At last she hands the ring to Smith. He kneels down, calls Nikka by her full name, and finally asks “will you marry me?”
“We were giggling the whole time like little kids,” Nikka fondly recalls. Then, it was Nikka’s turn to pull her own surprise. “But wait there’s more…” she tells Smith.
“My bag never left my side. The ring was with me the entire time.” As it turns out, Nikka had also been ready to propose back to Smith with a carbon fiber ring – inspired by Smith’s passion for Formula 1 racing – which she had custom-made and delivered from the US. I ask Nikka how long she had been holding onto Smith’s ring and she says, “four months.” The ring has always been with her just in case the day comes when Smith proposes, because that’s her cue to propose to him, too!
She tells her fiancé, “You’re not the only one proposing tonight.” She presents him a Pokeball and there inside is his engagement ring.

“We kind of did the same thing. I called him by his full name and asked, ‘Will you also marry me?’” But then she pauses. “I did ask ‘Will you?’” And then with calm, confident clarity she says instead, “You know what? You will marry me.”
While scrolling through social media, Nikka stumbled on a post about a Singaporean woman proposing to her boyfriend. “I’m still conservative, so I don’t want to propose first. But I always thought guys are so unlucky they don’t have something when they get engaged. So, I said, let’s do that. When he proposes, I’ll also give him an engagement ring,” she shares.

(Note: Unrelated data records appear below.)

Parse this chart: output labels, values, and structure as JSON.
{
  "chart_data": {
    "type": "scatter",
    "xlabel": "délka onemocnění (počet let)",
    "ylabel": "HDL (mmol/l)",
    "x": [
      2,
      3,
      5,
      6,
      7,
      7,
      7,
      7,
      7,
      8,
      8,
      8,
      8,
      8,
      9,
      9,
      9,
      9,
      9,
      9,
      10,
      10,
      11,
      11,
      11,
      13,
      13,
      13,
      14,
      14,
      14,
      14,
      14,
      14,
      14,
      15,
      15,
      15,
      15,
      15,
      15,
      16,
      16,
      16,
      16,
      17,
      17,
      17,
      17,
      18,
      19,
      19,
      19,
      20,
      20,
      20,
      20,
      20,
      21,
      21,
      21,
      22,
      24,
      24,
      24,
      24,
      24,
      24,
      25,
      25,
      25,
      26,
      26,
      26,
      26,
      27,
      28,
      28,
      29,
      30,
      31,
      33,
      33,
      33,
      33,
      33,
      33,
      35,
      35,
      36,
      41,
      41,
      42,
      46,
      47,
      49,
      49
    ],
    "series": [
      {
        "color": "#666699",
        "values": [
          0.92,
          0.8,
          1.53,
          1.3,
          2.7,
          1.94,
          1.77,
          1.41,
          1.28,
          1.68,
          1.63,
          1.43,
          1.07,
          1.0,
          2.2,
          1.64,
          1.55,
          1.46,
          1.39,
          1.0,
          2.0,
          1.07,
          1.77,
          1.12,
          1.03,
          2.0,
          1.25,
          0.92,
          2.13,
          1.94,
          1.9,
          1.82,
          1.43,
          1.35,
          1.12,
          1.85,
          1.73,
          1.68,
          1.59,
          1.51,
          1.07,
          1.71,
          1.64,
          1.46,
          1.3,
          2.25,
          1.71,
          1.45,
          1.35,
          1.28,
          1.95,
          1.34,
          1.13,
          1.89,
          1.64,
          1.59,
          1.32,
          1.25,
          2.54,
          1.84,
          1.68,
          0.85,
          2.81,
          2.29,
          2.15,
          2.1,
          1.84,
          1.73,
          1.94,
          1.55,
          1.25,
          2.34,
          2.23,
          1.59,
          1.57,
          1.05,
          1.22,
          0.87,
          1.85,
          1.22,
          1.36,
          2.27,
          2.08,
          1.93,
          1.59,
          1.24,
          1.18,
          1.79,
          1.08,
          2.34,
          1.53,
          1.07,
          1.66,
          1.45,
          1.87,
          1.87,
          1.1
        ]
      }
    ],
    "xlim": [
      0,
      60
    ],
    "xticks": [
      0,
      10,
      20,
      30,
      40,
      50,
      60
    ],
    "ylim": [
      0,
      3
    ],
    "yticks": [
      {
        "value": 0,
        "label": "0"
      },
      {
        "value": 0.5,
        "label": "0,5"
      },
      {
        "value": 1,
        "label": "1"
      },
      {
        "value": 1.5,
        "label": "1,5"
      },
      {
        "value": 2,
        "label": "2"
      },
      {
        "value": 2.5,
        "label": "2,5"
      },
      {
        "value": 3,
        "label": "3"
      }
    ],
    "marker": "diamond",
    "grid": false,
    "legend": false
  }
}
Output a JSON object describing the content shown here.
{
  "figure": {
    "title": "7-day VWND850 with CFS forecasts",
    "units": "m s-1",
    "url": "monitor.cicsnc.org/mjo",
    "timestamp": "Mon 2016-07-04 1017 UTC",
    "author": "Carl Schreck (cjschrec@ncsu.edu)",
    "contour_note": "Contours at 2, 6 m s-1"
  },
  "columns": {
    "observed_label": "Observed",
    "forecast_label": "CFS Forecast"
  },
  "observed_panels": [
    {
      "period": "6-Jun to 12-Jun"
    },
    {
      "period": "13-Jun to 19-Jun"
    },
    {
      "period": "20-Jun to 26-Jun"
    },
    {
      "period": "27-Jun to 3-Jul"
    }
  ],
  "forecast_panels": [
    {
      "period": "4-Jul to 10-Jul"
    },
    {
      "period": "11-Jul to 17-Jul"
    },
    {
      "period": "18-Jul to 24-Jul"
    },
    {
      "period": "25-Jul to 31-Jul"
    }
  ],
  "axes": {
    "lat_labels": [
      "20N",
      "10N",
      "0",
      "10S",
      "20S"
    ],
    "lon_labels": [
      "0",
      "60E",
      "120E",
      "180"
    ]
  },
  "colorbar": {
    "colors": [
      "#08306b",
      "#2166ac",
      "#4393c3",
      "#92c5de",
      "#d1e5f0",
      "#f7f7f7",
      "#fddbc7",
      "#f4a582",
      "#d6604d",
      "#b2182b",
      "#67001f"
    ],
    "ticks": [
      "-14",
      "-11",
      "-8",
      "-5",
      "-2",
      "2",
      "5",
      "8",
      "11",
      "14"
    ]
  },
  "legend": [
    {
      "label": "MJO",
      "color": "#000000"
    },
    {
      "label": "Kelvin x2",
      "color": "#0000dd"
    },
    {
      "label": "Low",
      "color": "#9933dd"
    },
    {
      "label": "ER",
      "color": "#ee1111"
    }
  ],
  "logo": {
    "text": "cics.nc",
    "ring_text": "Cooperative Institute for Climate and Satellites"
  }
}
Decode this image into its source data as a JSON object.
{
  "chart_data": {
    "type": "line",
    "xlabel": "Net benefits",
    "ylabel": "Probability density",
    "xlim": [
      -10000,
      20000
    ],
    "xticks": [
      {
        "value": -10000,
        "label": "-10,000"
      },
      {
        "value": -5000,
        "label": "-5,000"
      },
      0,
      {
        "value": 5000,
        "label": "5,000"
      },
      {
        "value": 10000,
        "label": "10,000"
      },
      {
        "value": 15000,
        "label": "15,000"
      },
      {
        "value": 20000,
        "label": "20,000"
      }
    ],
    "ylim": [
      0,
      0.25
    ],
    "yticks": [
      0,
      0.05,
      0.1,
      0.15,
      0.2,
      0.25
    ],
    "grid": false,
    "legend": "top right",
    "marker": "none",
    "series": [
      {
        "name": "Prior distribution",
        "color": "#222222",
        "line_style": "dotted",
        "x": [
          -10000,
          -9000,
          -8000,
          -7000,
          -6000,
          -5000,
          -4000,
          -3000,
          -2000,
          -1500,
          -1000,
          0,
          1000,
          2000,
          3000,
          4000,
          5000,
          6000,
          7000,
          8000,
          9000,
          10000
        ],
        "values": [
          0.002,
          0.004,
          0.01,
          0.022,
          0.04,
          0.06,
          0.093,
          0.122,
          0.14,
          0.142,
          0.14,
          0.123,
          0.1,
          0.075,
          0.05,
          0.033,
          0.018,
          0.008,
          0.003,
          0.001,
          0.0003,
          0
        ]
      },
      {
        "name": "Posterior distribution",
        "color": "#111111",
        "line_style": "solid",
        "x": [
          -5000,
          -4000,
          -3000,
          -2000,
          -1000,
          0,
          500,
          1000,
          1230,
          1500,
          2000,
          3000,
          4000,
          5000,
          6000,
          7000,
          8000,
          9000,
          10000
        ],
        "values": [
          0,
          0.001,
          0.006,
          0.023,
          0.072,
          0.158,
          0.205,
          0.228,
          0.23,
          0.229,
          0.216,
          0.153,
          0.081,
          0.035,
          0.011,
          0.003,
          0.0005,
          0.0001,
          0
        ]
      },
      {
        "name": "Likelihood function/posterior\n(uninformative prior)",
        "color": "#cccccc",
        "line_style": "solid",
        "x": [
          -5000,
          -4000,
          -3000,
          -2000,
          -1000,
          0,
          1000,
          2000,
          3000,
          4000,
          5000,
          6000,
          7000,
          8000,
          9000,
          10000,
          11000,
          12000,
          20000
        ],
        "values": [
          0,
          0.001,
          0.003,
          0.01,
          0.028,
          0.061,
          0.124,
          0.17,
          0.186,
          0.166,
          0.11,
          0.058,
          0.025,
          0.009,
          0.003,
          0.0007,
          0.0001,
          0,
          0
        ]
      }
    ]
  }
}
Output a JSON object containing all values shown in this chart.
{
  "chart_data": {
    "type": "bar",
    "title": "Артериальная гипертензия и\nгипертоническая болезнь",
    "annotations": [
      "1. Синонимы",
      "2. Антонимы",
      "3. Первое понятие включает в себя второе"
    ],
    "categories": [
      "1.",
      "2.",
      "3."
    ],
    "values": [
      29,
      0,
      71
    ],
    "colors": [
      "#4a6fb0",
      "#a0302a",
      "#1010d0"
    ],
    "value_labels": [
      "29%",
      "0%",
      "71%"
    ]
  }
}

Nikka’s Mom, at first, expresses concern about her idea of proposing and asks if Smith would be offended. How would a man perceive a proposal from a woman? Would it feel like she was stealing his thunder? For Nikka, this is not a problem at all, “I know him so well. I know he wouldn’t take it offensively.”
Nikka believes when you’re in a relationship there has to be mutual respect. You should never feel limited by who you’re with. “There are some guys, when you’re with them, you have to tone down your shine,” Nikka says. “I’m glad I met someone who is very supportive. I was empowered. If it wasn’t him, I probably wouldn’t have thought of proposing.”
Recognizing and respecting each other’s individuality is a core value in Nikka and Smith’s relationship. “We played Dungeons and Dragons together for so long that we’ve built respect,” Nikka says. “When I got to know him, I felt like we were able to at least bridge a lot of our differences and admire each other’s strengths.”
Life experiences and past relationships have shown them how to accept each other’s flaws and willingly empathize with one another when conflicts arise. But before you can even begin to embrace your partner’s quirks, for Nikka, it’s important to establish stability and healing within yourself. “Most important is to be happy within yourself first. Then, you can look at your partner with clearer eyes. You can fully appreciate your partner and how they would be when you mix your lives together.”
With that unwavering faith, clarity, and deep understanding of Smith and their relationship, it was an easy decision for Nikka to propose right back. After all, the right person for you will always say yes to the love you offer.

Ultimately, a proposal is an act of love and a promise of commitment. It’s not just about tradition. Nikka and Smith also show us what matters is having faith and pride in your own love story and how you choose to commit to your person.